It often takes my flatmates and I quite a while to decide on a film to watch. The conversation will normally start around dinner or at the pub as we desperately look to fill our evening. Original suggestions are usually ignored, much to the protestation of the film’s advocate, and serious ideas are replaced by mere word association.
Films are stumbled on chance as someone will blurt out an idea that they never really expected to gain traction. And so it was in the case of Road to Perdition and my desire to watch a serious movie for a change. A side note: when I said ‘serious’, I didn’t mean a boring drama with no talking. I was instead thinking more along the lines of Saving Private Ryan; a film not exactly renowned for its comic scenes.
After the first 15 or so minutes of Road to Perdition, I was beginning to worry that we had chosen the former of these options. A dark colour palette, a host of men in suits, and a worrying amount of sultry Daniel Craig shots was hardly grabbing me in the same way a D-Day beach landing was going to.
Much to my relief, and surprise, things began to pick up however – suitably kicked into life by the murder of Tom Hanks’ family. Although the plot is far from revolutionary – man seeks revenge, man goes on run, man gains revenge – it is well executed with some excellent performances from Tom Hanks and Paul Newman.

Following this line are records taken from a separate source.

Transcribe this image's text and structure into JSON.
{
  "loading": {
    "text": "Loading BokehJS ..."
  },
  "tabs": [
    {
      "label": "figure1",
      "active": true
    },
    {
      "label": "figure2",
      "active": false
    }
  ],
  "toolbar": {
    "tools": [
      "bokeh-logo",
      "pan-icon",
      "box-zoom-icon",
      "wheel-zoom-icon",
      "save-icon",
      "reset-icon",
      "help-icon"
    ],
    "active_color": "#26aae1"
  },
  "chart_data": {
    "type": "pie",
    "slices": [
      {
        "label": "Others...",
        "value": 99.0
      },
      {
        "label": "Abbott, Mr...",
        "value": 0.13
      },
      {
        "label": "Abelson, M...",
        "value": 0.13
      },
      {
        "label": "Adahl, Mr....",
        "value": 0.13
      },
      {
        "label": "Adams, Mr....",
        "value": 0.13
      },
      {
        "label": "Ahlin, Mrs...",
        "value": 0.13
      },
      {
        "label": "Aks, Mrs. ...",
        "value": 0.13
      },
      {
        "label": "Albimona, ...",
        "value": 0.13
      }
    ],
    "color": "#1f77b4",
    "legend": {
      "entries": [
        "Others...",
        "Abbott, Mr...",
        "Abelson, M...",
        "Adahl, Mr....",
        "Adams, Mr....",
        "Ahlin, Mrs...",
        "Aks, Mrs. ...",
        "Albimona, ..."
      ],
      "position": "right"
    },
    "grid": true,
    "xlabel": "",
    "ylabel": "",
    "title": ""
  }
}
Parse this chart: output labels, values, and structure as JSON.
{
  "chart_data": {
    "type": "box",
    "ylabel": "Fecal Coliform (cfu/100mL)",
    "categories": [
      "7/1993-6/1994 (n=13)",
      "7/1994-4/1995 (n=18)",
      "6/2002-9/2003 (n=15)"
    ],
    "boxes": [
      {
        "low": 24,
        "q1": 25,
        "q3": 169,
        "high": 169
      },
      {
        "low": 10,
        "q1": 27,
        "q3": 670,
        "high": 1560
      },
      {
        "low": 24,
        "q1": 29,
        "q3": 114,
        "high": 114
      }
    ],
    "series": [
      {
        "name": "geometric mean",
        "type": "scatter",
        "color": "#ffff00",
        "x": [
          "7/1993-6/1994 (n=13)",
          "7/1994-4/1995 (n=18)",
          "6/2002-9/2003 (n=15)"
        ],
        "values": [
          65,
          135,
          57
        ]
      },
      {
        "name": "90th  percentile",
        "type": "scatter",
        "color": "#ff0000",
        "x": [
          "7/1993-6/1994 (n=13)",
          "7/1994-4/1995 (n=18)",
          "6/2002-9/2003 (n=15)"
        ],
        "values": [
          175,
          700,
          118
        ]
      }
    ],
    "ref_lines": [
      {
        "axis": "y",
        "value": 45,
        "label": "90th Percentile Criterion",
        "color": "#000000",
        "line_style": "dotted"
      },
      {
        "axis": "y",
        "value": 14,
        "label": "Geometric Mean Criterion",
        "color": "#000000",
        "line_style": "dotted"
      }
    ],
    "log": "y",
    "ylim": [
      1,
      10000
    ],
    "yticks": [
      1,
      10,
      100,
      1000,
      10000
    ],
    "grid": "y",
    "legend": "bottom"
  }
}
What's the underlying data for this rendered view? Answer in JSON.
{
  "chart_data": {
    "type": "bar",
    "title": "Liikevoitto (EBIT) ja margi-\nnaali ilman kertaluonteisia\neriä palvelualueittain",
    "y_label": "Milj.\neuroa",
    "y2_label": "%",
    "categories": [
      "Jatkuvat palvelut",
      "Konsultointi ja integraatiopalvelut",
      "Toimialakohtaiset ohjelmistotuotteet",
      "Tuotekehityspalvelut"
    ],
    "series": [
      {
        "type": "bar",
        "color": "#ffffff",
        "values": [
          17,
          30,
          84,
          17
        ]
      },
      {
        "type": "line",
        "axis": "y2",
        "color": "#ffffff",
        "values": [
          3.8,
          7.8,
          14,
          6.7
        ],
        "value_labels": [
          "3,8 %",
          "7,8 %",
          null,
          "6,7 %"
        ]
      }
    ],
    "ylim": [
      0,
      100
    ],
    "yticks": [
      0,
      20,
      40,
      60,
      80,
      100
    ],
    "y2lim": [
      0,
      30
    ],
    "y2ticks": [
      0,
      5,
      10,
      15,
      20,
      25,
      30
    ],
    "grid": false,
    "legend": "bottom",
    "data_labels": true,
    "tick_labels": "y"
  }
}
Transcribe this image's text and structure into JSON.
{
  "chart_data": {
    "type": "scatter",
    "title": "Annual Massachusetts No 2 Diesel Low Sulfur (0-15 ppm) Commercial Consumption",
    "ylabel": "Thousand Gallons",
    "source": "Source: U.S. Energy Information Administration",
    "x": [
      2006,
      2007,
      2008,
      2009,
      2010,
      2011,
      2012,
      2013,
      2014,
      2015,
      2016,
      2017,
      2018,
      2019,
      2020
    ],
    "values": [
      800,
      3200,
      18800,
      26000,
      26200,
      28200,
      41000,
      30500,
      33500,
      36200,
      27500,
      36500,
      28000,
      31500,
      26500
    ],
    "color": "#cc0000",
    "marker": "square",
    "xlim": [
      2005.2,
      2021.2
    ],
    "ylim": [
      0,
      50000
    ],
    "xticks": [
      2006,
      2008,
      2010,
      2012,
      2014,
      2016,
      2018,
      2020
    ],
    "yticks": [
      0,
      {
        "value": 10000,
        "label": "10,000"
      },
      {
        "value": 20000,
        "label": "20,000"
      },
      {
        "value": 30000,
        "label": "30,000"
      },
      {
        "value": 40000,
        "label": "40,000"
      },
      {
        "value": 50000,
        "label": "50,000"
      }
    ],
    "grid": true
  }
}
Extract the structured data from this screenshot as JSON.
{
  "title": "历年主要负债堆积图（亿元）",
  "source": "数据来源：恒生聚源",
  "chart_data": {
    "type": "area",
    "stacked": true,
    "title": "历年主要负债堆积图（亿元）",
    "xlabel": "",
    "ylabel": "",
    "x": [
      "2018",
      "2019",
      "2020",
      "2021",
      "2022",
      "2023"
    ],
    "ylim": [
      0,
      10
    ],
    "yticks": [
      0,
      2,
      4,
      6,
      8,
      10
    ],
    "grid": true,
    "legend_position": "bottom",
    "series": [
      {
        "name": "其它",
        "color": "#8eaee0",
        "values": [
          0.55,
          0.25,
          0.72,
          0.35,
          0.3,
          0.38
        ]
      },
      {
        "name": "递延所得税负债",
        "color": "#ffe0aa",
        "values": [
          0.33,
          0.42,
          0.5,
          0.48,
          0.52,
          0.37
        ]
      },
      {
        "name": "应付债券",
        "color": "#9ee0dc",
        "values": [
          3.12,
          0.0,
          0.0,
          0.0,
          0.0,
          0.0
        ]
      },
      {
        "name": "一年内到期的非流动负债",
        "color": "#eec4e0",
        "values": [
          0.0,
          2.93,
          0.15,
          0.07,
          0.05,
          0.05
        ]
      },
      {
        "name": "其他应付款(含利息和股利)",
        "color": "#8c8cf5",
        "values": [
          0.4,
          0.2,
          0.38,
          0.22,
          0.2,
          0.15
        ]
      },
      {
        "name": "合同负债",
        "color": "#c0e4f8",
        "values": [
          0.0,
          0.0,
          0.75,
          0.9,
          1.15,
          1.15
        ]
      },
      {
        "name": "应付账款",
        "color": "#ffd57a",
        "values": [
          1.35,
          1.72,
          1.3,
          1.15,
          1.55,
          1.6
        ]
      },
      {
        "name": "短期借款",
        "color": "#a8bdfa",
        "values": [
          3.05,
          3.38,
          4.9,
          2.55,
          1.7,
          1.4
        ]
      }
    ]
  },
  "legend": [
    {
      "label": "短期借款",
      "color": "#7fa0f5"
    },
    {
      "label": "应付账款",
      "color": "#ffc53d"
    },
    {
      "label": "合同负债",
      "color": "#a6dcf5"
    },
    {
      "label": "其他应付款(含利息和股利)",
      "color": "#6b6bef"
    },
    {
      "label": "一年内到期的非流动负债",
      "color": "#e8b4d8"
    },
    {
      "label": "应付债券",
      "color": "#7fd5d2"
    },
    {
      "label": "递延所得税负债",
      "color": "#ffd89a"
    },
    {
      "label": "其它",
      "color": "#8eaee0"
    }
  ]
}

The addition of Jude Law as a hitman also adds a nice bit of spice to what could easily have become a rather straightforward manhunt.
Furthermore, the growing bond between father and son provides some much needed light to an otherwise rather depressing film that is largely focused on death. The budding relationship is epitomised by the light-hearted bank-robbing montage; an episode expertly highlighting the theme that underpins this film.
It is not perfect however, and some of the plot points seemed a little glossed over. Like why are an elderly couple so readily accepting of a man who had been shot? Why was it so easy for Tom Hanks to kill Daniel Craig? Coupled with a rather limp ending that crawls over the line, and the plot has moments where it seems to want to rush ahead rather than telling the story.
Explaining these flaws is seemingly less favoured than recurring shots of father and son driving across the bland mid-west. There are a lot of these. Like, a lot. After a while they begin to get rather repetitive, especially when contrasted with the beautiful one-shot scene that revolves around the car as they arrive in Chicago.
Thankfully, Road to Perdition is not lacking in action or intrigue, merely a slightly more snip-happy editor as it struggles to hold your attention with a few to many meandering scenes that lack the substance offered by much of the movie.